Robot legal theorist Ryan Calo writes, "I thought you might enjoy my new paper, canvassing decades of American case law involving robots. Courts have had to decide, for instance, whether a robot represents something 'animate,' whether the robot band at Chuckie Cheese 'performs,' and whether a salvage crew 'possesses' a ship wreck by visiting it with a robot sub."
I've written previously about the problem of regulating robots separately from regulating computers and computation. Calo's survey of nine key cases shows just how thorny the question can be.

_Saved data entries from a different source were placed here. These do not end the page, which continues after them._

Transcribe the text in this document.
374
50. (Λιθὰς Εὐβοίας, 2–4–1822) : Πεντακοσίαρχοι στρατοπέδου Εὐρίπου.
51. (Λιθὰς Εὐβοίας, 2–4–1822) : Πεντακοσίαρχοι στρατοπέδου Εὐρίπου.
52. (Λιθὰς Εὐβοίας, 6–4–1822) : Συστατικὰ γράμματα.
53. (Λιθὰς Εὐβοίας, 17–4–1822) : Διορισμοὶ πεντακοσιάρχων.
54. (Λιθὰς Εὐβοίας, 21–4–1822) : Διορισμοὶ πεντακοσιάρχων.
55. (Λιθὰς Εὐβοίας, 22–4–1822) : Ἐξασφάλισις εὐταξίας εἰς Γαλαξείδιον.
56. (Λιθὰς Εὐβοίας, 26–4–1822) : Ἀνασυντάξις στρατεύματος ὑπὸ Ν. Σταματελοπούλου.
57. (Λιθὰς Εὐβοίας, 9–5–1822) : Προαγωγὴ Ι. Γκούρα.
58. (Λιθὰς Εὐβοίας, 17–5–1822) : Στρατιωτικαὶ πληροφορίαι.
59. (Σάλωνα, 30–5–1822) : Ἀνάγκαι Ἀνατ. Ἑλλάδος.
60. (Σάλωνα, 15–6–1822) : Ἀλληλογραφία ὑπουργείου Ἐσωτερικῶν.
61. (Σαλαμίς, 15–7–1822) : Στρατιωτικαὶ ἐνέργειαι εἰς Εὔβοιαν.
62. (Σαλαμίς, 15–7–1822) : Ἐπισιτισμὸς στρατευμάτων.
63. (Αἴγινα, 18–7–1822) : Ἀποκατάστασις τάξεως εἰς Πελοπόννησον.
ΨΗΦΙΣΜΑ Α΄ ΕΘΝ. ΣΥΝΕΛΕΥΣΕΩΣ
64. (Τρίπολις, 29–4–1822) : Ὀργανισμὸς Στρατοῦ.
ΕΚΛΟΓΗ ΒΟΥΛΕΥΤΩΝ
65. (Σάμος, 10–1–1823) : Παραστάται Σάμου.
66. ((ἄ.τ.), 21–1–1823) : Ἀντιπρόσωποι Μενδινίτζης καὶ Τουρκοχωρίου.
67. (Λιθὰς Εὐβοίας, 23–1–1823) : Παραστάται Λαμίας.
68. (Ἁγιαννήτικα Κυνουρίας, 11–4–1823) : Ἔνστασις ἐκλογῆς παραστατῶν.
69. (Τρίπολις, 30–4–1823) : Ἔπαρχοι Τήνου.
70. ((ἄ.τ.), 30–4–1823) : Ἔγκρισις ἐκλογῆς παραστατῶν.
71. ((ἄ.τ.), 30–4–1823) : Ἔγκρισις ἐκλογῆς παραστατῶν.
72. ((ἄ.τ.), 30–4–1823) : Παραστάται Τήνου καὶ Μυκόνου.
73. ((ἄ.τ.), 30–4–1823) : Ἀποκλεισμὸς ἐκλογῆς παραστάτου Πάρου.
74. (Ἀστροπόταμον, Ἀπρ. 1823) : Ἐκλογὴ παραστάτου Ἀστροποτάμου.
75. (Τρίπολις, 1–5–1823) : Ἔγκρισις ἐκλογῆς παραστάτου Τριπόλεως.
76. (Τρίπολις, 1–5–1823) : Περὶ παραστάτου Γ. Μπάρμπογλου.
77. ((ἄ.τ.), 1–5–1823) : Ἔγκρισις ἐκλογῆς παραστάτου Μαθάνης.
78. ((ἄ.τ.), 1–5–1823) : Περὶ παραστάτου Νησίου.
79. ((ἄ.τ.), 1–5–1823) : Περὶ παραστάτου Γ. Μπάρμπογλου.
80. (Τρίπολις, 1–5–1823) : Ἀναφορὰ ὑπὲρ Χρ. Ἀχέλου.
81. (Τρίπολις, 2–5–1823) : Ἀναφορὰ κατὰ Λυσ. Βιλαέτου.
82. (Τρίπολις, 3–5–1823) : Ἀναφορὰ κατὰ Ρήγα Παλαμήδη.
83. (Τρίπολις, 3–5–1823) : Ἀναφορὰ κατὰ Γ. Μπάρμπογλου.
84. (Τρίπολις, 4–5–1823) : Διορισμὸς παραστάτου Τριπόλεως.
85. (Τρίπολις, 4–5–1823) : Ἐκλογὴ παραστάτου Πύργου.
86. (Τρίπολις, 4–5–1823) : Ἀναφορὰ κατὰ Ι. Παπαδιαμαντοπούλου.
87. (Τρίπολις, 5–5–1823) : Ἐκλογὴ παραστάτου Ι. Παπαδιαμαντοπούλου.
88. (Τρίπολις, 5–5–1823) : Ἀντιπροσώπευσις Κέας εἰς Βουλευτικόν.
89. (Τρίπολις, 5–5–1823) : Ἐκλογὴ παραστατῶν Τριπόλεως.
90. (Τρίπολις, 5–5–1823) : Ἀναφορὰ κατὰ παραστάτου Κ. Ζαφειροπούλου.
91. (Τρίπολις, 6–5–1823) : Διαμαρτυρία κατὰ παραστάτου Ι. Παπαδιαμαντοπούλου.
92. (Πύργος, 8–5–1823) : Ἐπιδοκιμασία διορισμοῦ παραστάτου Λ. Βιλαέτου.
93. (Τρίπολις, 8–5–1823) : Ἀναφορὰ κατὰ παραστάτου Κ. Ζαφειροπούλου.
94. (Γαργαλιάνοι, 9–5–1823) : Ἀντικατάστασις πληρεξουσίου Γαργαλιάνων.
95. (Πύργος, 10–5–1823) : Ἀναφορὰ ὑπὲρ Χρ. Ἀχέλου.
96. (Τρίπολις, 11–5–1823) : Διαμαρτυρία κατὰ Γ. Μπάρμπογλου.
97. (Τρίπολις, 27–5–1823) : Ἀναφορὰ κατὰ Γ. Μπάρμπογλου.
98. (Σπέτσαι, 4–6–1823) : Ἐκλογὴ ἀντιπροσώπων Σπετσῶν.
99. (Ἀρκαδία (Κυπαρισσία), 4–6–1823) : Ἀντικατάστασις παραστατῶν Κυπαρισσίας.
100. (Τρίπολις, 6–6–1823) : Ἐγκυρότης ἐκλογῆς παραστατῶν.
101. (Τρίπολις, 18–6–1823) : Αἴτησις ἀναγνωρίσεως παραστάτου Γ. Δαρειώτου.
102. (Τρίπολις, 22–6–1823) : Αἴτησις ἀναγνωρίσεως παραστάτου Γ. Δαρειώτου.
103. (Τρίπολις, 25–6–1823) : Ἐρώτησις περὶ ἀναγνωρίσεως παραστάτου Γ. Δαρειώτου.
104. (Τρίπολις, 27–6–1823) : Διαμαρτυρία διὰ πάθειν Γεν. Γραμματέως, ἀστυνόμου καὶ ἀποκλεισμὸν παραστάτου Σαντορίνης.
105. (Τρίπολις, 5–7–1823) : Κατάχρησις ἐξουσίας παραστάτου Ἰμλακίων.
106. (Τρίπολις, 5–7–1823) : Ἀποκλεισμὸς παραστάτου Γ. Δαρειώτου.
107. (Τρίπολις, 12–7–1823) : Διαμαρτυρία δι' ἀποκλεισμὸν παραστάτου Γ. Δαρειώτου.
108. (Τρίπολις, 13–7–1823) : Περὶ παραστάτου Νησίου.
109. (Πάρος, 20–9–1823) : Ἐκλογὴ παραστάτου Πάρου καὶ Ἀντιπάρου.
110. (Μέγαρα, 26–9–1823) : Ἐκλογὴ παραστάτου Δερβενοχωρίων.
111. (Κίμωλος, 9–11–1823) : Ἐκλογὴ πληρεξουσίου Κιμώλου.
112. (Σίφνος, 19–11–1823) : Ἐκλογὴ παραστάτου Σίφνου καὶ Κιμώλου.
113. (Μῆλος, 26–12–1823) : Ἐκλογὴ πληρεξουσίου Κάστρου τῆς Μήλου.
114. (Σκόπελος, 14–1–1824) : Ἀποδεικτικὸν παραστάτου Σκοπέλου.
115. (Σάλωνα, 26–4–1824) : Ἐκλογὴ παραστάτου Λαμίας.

The article generates in all nine case studies. The first set highlights the role of robots as the objects of American law. Among other issues, courts have had to decide whether robots represent something "animate" for purposes of import tariffs, whether robots can "perform" as that term is understood in the context of a state tax on performance halls, and whether a salvage team "possesses" a shipwreck it visits with an unmanned submarine.

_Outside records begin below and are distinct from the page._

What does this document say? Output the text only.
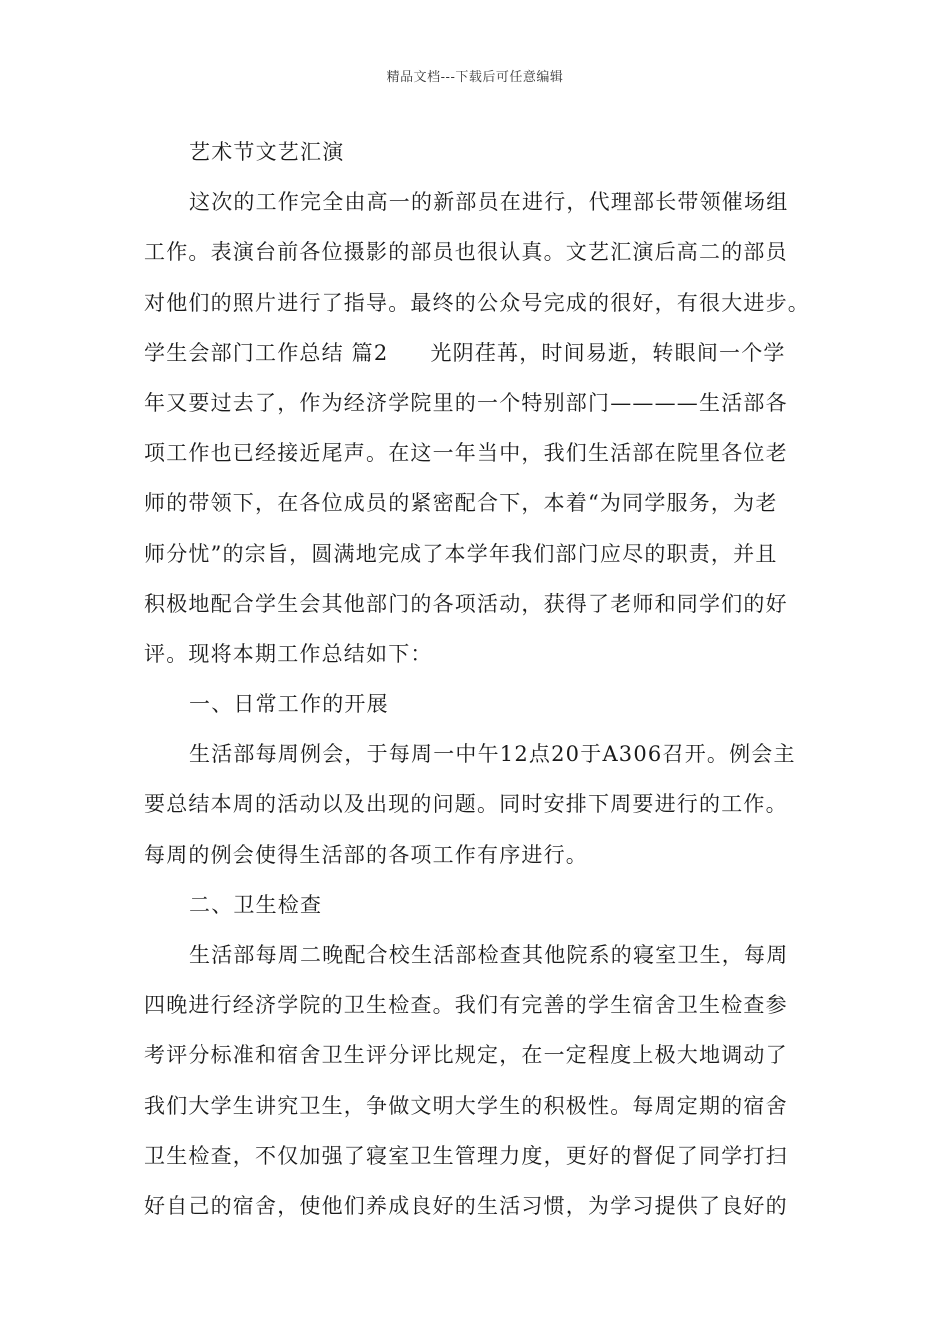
精品文档---下载后可任意编辑
艺术节文艺汇演
这次的工作完全由高一的新部员在进行，代理部长带领催场组
工作。表演台前各位摄影的部员也很认真。文艺汇演后高二的部员
对他们的照片进行了指导。最终的公众号完成的很好，有很大进步。
学生会部门工作总结 篇2 光阴荏苒，时间易逝，转眼间一个学
年又要过去了，作为经济学院里的一个特别部门————生活部各
项工作也已经接近尾声。在这一年当中，我们生活部在院里各位老
师的带领下，在各位成员的紧密配合下，本着“为同学服务，为老
师分忧”的宗旨，圆满地完成了本学年我们部门应尽的职责，并且
积极地配合学生会其他部门的各项活动，获得了老师和同学们的好
评。现将本期工作总结如下：
一、日常工作的开展
生活部每周例会，于每周一中午12点20于A306召开。例会主
要总结本周的活动以及出现的问题。同时安排下周要进行的工作。
每周的例会使得生活部的各项工作有序进行。
二、卫生检查
生活部每周二晚配合校生活部检查其他院系的寝室卫生，每周
四晚进行经济学院的卫生检查。我们有完善的学生宿舍卫生检查参
考评分标准和宿舍卫生评分评比规定，在一定程度上极大地调动了
我们大学生讲究卫生，争做文明大学生的积极性。每周定期的宿舍
卫生检查，不仅加强了寝室卫生管理力度，更好的督促了同学打扫
好自己的宿舍，使他们养成良好的生活习惯，为学习提供了良好的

The second set of case studies focuses on robots as the subjects of judicial imagination. These examples explore the versatile, often pejorative role robots play in judicial reasoning itself. Judges need not be robots in court, for instance, or apply the law robotically. The robotic witness is not to be trusted. And people who commit crimes under the robotic control of another might avoid sanction.
Together these case studies paint a nuanced picture of the way courts think about an increasingly important technology. Themes and questions emerge that illuminate the path of robotics law and test its central claims to date. The article concludes that jurists on the whole possess poor, increasingly outdated views about robots and hence will not be well positioned to address the novel challenges they continue to pose.